Corrupção na Receita Federal é favorecida pelas regras na importação

 Correio Braziliense - 29 de Agosto

Especialistas afirmam que os esquemas de corrupção envolvendo a Receita  Federal são antigos e favorecidos pelo excesso de regras na importação,  muitas delas pouco claras. Com isso, os fiscais costumam cobrar propina  para agilizar o despacho de determinado carregamento, já que o  desembaraço aduaneiro é crucial para setores que requerem rapidez nas  entregas, como os de eletrônicos, os farmacêuticos e os que dependem de  refrigeração. Se não houver agilidade, lotes inteiros de produtos podem  se perder. Fontes ligadas ao segmento de eletrônicos confirmam que os  fiscais corruptos contrariam até o fato de muitas empresas disporem  legalmente de canais expressos do Sistema Integrado de Comércio Exterior  (Siscomex), criado justamente para facilitar os processos de  desembaraço nas aduanas.

“A ausência de procedimentos ágeis nas  alfândegas, somada à tributação elevada, abre grande espaço para a  corrupção”, resume o economista Frederico Turolla, sócio da Pezco  Pesquisa & Consultoria. No seu entender, o Brasil ainda não está  preparado para distribuir produtos importados destinados a uma cadeia  logística complexa, situação agravada pela necessidade de investimentos  em infraestrutura, um dos obstáculos ao desenvolvimento nacional.

Apesar  dos evidentes sinais de corrupção, a Receita Federal opta pelo silêncio  ao ser questionada sobre tantas denúncias. O mesmo faz a diretoria do  Sindicato Nacional dos Auditores Fiscais da Receita (Unafisco Sindical).  Tal postura não impede a Receita e o sindicato de pedirem mais  servidores para reforçar as alfândegas do país. Nos argumentos  apresentados ao governo, alegam que a escassez de mão de obra deixa a  maior parte das mercadorias importadas ou trazidas por brasileiros em  viagem ao exterior sem qualquer fiscalização. Na média, a liberação de  importados, segundo a Receita, leva 27 horas, quase o dobro das 14 horas  para o desembaraço das exportações.

Peneira
Atualmente,  4 mil servidores do Fisco, de um total de 7 mil fiscais aduaneiros, são  responsáveis pela fiscalização e pelo controle da entrada e da saída de  mercadorias do país. Para as entidades empresariais esse contingente é  mais do que suficiente para fazer o serviço de forma honesta. O problema  da corrupção está na complexidade de procedimentos para a tramitação de  documentos e licenças em 126 aduanas, 164 portos e instalações  portuárias, 33 pontos de fronteiras, 37 aeroportos, 67 portos secos e 23  recintos de remessas postais.

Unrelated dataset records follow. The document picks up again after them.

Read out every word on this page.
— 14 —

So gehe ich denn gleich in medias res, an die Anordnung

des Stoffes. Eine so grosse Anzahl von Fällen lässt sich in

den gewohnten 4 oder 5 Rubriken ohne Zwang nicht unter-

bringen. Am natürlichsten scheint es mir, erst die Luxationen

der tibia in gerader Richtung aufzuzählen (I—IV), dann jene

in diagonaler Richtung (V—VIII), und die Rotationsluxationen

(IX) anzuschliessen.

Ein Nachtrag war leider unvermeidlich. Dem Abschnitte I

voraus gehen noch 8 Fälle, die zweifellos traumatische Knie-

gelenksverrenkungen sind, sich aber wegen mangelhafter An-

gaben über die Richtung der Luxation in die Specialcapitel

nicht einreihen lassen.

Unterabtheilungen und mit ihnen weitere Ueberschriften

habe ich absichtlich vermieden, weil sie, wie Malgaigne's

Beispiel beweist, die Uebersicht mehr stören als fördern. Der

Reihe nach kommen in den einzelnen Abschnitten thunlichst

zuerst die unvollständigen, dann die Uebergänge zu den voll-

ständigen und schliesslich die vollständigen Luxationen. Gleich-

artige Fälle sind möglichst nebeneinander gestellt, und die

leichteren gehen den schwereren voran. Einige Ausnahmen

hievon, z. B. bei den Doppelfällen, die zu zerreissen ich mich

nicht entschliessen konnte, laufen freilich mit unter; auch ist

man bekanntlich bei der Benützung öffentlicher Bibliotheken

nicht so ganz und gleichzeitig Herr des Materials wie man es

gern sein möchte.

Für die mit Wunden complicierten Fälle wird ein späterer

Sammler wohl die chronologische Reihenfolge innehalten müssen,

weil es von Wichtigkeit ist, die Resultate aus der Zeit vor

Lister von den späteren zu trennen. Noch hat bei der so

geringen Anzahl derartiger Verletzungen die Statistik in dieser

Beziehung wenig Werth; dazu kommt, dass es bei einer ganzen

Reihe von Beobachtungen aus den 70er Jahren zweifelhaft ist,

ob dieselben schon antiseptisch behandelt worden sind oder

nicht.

“Corrupção e burocracia andam de  mãos dadas. Quanto mais complexo o sistema, mais ele facilita  irregularidade”, afirma o diretor de Competitividade da Federação das  Indústrias de São Paulo (Fiesp), José Ricardo Roriz Coelho. A entidade  estima em R$ 51 bilhões o total de perdas sofridas pelo país com a  corrupção em órgãos públicos, conforme modelo matemático usado em vários  países. As propinas pagas a fiscais da Receita, da Justiça, de órgãos  ambientais (Ibama) e outros órgãos fiscalizadores, como o Incra, estão  incluídas nessa conta, que se equipara à redução de gastos anunciados  pelo governo no Orçamento federal de 2011. “É uma coincidência o número.  Se o país fosse menos corrupto, esse corte talvez não fosse  necessário”, completa.

Diante desse quadro tão escabroso, Jorge  Hage, ministro-chefe da Controladoria-Geral da União (CGU), informa, por  meio de sua assessoria, que poucos casos comprovados de corrupção de  funcionários públicos federais envolvendo importações foram apurados  diretamente por sua equipe. Ele diz que a maioria das denúncias e dos  indícios que resultaram em expulsões de servidores foi conduzida pela  corregedoria da própria Receita Federal. Uma ação direta do órgão de  controle interno da União seria apropriada somente em desvios de grupos  organizados ou por funcionários do Fisco de elevado nível hierárquico.

Controle digital
Para  aperfeiçoar o trabalho de fiscalização em suas aduanas, os  países-membros do Mercosul — Brasil, Argentina, Paraguai e Uruguai —  estão implantando um documento único para a internalização e o  desembaraço de mercadorias. Detalhes do projeto de adequação da  infraestrutura alfandegária tocado pela Receita foram definidos este  mês. O formulário eletrônico conterá especificações comuns aos  integrantes do bloco e, nele, importadores, exportadores e agentes de  comércio terão de fornecer dados com antecedência às alfândegas dos  quatro países.